2016-10-29 18:40:15モジュール単位で供給されれば、モジュールの標準規格に合わせて基板側を設計すればいいので、出荷の直前でオーダーに応じてモジュールを差し替えればいい。しかし、基盤に直付けとなると、基盤単位である程度作りこんでしまう必要が出てくる。
2016-10-29 18:41:45つまり、ある程度ロジックボードを作り置きしておいて、オーダーの変動でモジュール単位で組み合わせて別構成を作るということができないのだ。基本的な構成単位は共通化していても、基盤実装段階で異なるものが必要になるわけだから、生産の柔軟な対応が難しい。ある程度、作り置きが必要になる
2016-10-29 18:43:40これはDELLのようなBTOモデルの会社では非常にやりにくい構成だ。BTOでは、オーダーに応じて構成を変えることで付加価値を生むことができるが、構成変更が基板製造段階にまでさかのぼって別のモノを作る必要があるとなると、ある程度作り置きを行う必要がある。

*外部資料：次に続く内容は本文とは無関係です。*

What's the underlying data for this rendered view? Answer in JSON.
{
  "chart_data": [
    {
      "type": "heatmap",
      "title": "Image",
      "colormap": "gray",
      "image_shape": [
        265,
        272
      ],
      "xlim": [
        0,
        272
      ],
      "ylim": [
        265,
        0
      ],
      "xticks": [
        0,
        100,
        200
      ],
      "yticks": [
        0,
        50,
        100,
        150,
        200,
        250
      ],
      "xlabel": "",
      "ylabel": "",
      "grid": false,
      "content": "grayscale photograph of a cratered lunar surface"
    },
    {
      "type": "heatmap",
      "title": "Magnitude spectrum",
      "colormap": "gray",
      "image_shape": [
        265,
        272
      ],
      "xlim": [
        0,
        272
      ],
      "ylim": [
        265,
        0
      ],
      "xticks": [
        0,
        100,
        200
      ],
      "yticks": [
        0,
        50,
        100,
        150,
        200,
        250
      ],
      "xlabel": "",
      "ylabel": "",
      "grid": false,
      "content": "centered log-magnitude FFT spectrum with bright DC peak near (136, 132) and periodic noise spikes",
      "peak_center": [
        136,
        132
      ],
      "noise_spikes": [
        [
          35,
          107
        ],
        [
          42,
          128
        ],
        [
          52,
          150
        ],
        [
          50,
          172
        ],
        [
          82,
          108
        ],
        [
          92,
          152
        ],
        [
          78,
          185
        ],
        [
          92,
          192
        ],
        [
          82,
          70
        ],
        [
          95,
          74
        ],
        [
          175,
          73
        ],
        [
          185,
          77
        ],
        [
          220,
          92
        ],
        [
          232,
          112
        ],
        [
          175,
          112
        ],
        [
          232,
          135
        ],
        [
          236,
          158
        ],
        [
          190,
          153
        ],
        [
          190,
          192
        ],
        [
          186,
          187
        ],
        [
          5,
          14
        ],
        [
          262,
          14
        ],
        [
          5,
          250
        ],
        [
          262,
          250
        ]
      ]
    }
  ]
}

2016-10-29 18:45:47そうすると、標準的な構成モデルを極限まで絞ったとしても、需要変動に応じてかなりの仕掛を作っておく必要が出てくる。これは、製造メーカーとしては生産期間を短縮したとしても、財務的にはかなりの負担になってしまう。
2016-10-29 18:47:12これがいかに難しいことであるのかは、Intelの実例がある。Intelはサプライヤーとしては大変強大な影響力を持っているが、そのIntelでさえもセットメーカーに対してHaswell以降のチップでLGAの廃止を打ち出したものの、結局は撤回せざるをなかった。
2016-10-29 18:53:27LGAは、デスクトップで広く使われてるソケット規格だが、セットメーカーは基板さえ作っておけば、オーダーに応じてCPUを変更して出荷できる。LGAやmPGAが廃止されると、基盤の製造段階で構成を決めうちしないといけないので、仕掛単価が高い部品を多く持つ必要がある。
2016-10-29 18:55:17これはセットメーカーにとって到底受け入れられない要求だ。セットメーカーの要求もあって、結局IntelはLGAやmPGA廃止の方向性を撤回してしまう。
2016-10-29 18:56:18このように、モジュール化というのはサプライヤーにとってもセットメーカーにとっても、またユーザーにとっても大変大きな利点を生み出してきた。PCがここまで普及するに至ったのは、垂直統合モデルからモジュール化による水平分業のスタイルができたからだ。